Ich sehe dich mit Freuden an
Und kann mich nicht satt sehen.
Und weil ich nun nichts weiter kann,
bleib ich anbetend stehen.
O dass mein Sinn ein Abgrund wär
Und meine Seel ein weites Meer,
Dass ich dich könnte fassen!
1

So viel Sehnsucht, so viel Glaubenskraft!
Heute noch mit einem solchen Vertrauen singen zu können, ist ein zutiefst widerständiger Akt angesichts der Denkmuster in der aufgeklärt-rationalen Moderne.

Stern über Rixdorf, Berlin 2013.

Auch theologisch oder religiös Engagierten ist die Vorstellung konkreter Greifbarkeit des allumfassend-überweltlichen Gottes oftmals anstößig:

Gott kann als unsagbare, unumgreifbare Voraussetzung, als Grund und Abgrund, als unsagbares Geheimnis in seiner Welt nicht antreffbar sein, er scheint in die Welt, mit der wir umgehen, nicht einrücken zu können, weil er dadurch gerade das würde, was er nicht ist: ein einzelnes, neben dem es anderes gibt, das er nicht ist. Wollte er in seiner Welt erschwingen, so würde er anscheinend sofort aufhören, er selber zu sein, der Grund aller Erscheinungen, der selbst keine Erscheinung ist und hat.Gott scheint per definitionem nicht innerweltlich sein zu können. [...] Es kommt uns nur zu leicht als eine unfromme Indiskretion gegenüber diesem gleichsam schweigend-frommen Auf-sich-beruhen-Lassen des absoluten Geheimnisses vor, beinahe als eine Geschmacklosigkeit, wenn wir nicht nur über das Unsagbare reden, sondern wenn wir darüber hinaus in der normalen Frömmigkeit innerhalb unserer Erfahrungswelt auf dieses und jenes Bestimmte gleichsam mit dem Finger hinweisen und sagen: Da ist Gott."2

Und doch können wir Gottes Widerständigkeit feiern, feiern ihn in dieser Welt als Mensch – feiern seine Geburt in Jesus von Nazareth! 
Und auch der Autor der zitierten Zeilen, Karl Rahner, tut dies natürlich:
Wenn wir sagen: es ist Weihnacht, dann sagen wir: Gott hat sein letztes, sein tiefstes, sein schönstes Wort in die Welt hineingesagt, ein Wort, das nicht mehr rückgängig gemacht werden kann, weil es Gottes endgültige Tat, weil es Gott selbst in der Welt ist.“3

Die Ankunft eines neugeborenen Kindes gibt denen, die sie erleben, möglicherweise eine Ahnung dessen, was Paul Gerhard, Altmeister des evangelischen Kirchenliedes, in seinem oben zitierten Klassiker "Ich steh an deiner Krippen hier" beschreibt.
Das Wunder des Lebens als bloße Ahnung – denn in diesem "Überwunder" nun legt der Schöpfer der Welt selbst sich als Säugling hinein in die Arme einer menschlichen Mutter.
"Das Herz weiß", Neukölln, Berlin, 2013.

Die zerbrochene Absolutheit unserer Erkenntnisse, Traditionen, Normen und Werte, das Beharren auf der Distanz und Ferne der Gottheit in (post)moderner Religiosität – alles das führt Gott ad absurdum, wenn er Mensch wird.
Seine wahre Absolutheit ist seine Konkretheit.

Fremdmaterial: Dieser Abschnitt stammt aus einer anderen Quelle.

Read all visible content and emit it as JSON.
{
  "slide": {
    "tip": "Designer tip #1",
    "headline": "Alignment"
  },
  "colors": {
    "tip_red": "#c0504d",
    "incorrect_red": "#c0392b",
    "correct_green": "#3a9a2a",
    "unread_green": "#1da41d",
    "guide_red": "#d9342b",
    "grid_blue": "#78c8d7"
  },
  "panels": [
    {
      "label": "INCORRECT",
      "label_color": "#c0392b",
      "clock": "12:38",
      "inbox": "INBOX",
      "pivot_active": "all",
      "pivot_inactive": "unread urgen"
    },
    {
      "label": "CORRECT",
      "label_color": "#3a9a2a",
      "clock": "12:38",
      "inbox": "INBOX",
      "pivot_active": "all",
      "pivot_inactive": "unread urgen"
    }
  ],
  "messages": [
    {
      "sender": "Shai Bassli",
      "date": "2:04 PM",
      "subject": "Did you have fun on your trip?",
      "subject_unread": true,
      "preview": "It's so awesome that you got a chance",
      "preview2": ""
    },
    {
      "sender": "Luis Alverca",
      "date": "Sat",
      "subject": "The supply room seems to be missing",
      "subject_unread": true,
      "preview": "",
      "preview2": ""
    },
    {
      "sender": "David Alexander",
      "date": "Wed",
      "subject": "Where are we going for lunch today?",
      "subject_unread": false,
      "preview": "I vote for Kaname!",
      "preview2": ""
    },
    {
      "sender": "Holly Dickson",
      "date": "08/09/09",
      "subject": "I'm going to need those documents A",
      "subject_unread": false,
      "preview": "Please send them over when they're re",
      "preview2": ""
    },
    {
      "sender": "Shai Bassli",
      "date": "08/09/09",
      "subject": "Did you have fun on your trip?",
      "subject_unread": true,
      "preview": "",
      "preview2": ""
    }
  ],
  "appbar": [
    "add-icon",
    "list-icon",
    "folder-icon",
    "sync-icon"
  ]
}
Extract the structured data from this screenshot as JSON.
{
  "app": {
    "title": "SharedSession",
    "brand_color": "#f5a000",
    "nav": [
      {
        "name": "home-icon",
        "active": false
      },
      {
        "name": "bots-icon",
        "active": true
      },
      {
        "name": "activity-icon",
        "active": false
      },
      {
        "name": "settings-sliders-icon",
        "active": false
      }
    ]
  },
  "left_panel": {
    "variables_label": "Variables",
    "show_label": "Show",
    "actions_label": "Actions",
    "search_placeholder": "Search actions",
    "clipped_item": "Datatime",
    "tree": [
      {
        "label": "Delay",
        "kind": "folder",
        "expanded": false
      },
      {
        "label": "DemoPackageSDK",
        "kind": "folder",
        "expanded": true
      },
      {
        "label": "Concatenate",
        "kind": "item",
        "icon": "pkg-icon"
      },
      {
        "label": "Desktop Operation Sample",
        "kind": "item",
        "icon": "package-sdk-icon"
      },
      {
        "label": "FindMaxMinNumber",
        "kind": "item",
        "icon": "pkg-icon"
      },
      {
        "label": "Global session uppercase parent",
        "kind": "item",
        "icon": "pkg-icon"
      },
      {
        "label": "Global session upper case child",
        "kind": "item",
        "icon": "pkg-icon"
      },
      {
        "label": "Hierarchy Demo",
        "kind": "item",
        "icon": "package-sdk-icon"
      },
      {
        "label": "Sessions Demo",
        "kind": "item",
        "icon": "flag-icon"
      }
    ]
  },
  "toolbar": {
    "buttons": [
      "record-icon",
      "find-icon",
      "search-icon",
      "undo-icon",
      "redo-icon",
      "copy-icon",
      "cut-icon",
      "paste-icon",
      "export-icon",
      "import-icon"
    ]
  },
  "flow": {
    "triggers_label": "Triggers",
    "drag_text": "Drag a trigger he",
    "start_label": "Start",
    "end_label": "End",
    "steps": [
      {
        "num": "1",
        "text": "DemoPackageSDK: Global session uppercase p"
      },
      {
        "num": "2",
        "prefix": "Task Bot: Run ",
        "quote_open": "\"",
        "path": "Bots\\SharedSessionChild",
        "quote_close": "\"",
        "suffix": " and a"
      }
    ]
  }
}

Weihnachten feiern wir diese göttliche Anstößigkeit, das Verbleiben, die Greifbarkeit, das Vertrauen, die Ehrfurcht, die Direktheit, die tiefe Freude.

Vielleicht ist Gesang der einzig angemessene Ausdruck für diesen Abgrund an Freude, den wir als Paul Gerhards Mitsänger beim Blick in die Krippe empfinden können.


1  So die Version des katholischen Gesangsbuches von 1975: http://www.liederlexikon.de/lieder/ich_steh_an_deiner_krippen_hier/editiond.
2
   K. Rahner, Grundkurs des Glaubens. Einführung in den Begriff des Christentums. Freiburg i.Br. 1991, 90.91.

3   Ders., Kleines Kirchenjahr. München 1954, 15.